El ejército de EE. UU. planea abordar e incautar petroleros y barcos comerciales vinculados a Irán en aguas internacionales, según funcionarios estadounidenses, ampliando significativamente sus operaciones navales más allá de Medio Oriente y aumentando la presión sobre Teherán. La expansión se produce pocos días después del establecimiento de un bloqueo naval fuera de los puertos iraníes, una medida que ya ha obligado a retroceder a 14 embarcaciones.
"Las fuerzas de EE. UU. en otras áreas de responsabilidad perseguirán activamente cualquier barco con bandera iraní o cualquier barco que intente proporcionar apoyo material a Irán", dijo a los periodistas en el Pentágono el general Dan Caine, presidente del Estado Mayor Conjunto. Especificó que EE. UU. apuntaría a barcos en el Pacífico que salieron de puertos iraníes antes de que comenzara el bloqueo.

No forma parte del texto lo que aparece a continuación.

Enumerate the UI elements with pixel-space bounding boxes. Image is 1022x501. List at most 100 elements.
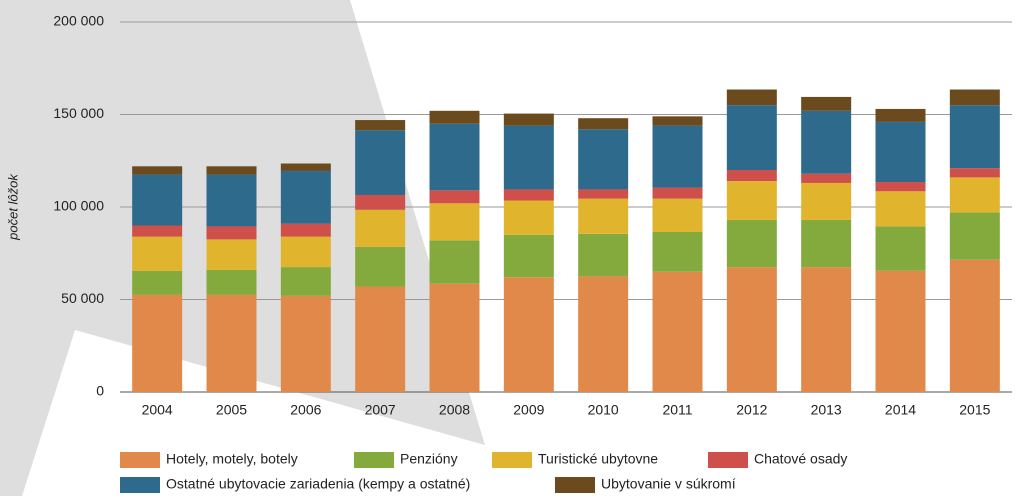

El ejército publicó una lista ampliada de bienes que considera contrabando, sujetos a incautación "independientemente de su ubicación". La lista incluye "contrabando absoluto" como armas y equipo militar, pero también "contrabando condicional" como petróleo, hierro, acero, aluminio, electrónica y equipos de generación de energía si las circunstancias sugieren un uso final militar. Más de 10.000 soldados estadounidenses están aplicando el bloqueo, con el apoyo de 16 buques de guerra.
Esta escalada endurece la presión económica sobre Irán mientras un frágil alto el fuego está por expirar, amenazando con interrumpir los mercados energéticos globales y disparar los precios del petróleo crudo. La acción aumenta el riesgo de confrontación directa e inyecta una incertidumbre significativa en el transporte marítimo mundial, lo que podría desencadenar una huida hacia activos refugio. La última interrupción importante en el Estrecho de Ormuz, que maneja más del 20% del comercio mundial de petróleo, hizo que los precios del petróleo se dispararan más del 10 por ciento.